Bullet's DNA is essential to porting Bullet-serialized data structures between platforms. It encodes the field offsets of 80+ classes and structs, including 6 defined in "btQuantizedBvh.h".

I begin to question the benefits of serializing and deserializing the BVH of a MeshCollisionShape.
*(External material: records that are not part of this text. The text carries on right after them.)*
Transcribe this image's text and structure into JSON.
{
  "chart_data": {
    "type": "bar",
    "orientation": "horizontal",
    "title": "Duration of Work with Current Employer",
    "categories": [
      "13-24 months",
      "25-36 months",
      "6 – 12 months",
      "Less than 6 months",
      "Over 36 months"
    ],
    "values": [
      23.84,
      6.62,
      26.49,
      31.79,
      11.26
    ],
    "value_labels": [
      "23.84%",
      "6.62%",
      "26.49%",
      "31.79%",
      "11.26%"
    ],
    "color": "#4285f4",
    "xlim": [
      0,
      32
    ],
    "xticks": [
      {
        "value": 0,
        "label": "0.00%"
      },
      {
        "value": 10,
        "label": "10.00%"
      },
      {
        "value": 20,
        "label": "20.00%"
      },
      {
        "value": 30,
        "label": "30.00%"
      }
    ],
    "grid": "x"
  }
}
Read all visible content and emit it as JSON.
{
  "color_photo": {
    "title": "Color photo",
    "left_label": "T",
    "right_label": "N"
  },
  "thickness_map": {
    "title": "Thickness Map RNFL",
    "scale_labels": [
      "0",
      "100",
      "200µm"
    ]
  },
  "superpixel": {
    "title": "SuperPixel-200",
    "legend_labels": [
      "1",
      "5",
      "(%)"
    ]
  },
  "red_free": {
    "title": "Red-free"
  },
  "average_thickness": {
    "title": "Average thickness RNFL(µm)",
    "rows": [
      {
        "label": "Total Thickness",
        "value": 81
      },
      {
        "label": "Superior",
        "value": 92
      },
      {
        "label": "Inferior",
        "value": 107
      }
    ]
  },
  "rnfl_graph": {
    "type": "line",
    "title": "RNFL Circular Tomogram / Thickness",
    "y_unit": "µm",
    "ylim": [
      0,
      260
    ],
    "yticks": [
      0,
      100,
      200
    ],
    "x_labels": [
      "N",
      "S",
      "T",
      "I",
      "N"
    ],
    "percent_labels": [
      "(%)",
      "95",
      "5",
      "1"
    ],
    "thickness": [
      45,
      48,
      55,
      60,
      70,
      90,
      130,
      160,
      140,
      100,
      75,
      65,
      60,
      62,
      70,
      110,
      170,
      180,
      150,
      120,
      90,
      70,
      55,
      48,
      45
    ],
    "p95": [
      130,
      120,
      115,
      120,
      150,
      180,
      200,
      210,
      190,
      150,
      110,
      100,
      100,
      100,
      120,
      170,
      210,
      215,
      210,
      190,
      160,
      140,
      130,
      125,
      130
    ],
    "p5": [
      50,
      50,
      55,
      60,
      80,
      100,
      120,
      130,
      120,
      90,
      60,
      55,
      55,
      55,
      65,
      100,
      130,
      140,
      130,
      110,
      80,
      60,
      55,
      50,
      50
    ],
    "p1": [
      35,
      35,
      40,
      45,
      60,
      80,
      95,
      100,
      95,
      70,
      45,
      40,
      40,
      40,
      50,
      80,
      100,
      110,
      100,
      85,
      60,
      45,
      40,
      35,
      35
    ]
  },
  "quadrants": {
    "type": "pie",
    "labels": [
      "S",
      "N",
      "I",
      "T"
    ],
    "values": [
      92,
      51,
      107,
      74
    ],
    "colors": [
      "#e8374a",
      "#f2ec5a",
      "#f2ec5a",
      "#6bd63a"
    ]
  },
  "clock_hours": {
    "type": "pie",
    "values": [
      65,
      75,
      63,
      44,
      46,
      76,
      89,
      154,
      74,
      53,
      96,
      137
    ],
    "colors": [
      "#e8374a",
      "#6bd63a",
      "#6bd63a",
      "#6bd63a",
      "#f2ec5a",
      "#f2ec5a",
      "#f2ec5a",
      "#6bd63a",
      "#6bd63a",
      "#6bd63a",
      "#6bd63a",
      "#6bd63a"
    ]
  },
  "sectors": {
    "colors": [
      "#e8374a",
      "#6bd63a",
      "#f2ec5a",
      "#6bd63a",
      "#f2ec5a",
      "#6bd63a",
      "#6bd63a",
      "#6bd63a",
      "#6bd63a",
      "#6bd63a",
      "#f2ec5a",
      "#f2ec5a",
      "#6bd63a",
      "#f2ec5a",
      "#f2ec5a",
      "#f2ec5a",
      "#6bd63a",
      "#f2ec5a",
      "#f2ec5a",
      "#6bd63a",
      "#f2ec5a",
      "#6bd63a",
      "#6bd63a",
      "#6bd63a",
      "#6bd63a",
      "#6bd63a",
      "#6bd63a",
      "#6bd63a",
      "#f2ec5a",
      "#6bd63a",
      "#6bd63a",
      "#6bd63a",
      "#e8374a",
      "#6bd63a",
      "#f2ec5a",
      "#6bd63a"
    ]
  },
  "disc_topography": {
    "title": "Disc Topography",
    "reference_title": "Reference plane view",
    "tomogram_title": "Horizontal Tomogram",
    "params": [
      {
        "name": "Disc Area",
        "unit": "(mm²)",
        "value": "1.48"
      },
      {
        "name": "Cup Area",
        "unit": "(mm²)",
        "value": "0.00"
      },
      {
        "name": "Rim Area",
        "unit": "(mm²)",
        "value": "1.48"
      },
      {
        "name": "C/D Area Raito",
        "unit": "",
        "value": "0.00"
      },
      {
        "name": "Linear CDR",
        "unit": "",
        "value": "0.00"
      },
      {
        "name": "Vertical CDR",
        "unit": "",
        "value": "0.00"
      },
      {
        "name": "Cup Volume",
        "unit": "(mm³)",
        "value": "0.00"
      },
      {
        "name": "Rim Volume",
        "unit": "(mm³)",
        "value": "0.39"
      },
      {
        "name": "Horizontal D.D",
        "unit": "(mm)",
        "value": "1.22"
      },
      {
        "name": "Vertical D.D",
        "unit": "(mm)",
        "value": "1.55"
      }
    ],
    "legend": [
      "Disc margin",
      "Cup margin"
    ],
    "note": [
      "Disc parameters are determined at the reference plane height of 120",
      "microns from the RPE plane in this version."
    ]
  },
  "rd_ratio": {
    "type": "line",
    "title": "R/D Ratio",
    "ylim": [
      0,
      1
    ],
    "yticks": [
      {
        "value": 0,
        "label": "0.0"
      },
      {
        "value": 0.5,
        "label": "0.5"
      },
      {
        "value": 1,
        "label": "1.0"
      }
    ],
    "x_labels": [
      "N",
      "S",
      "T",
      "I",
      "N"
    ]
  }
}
I don't recall ever measuring the performance benefit of this feature. Perhaps it's only beneficial for certain meshes (I'm imagining very large ones), in which case serializing BVH should be optional in Minie (as it is in Bullet).

If it's beneficial, then the current approach (re-generating BVH during load if the platforms don't match) seems optimal for applications that run on one platform only.

For apps that benefit from BVH serialization and run on multiple platforms, I see several approaches:

  1. Serialize Bullet DNA for every BVH. This would insure against future changes to the native structs, though further changes seem unlikely at this point. The cost would be about 14KB added to each serialized MeshCollisionShape.
  2. Construct a smaller DNA (sufficient for de-serializing BVH only) and serialize that instead.
  3. Write new BVH serialization code in C++ that is both portable and efficient.
  4. Add accessors and constructors to BoundingValueHierarchy so it can be serialized and deserialized using JME's system, the way other Minie classes are. I worry this approach might prove inefficient. I recently added 12 accessors for debugging and testing purposes. I estimate 12 more accessors and one more constructor would be needed for this approach.
stephengold commented 6 months ago

I made BVH serialization optional at 720c1ec9726cbdb42ede6bd507f58ea429c5c65f. BVH serialization remains platform-specific for now, but I'll leave this issue open.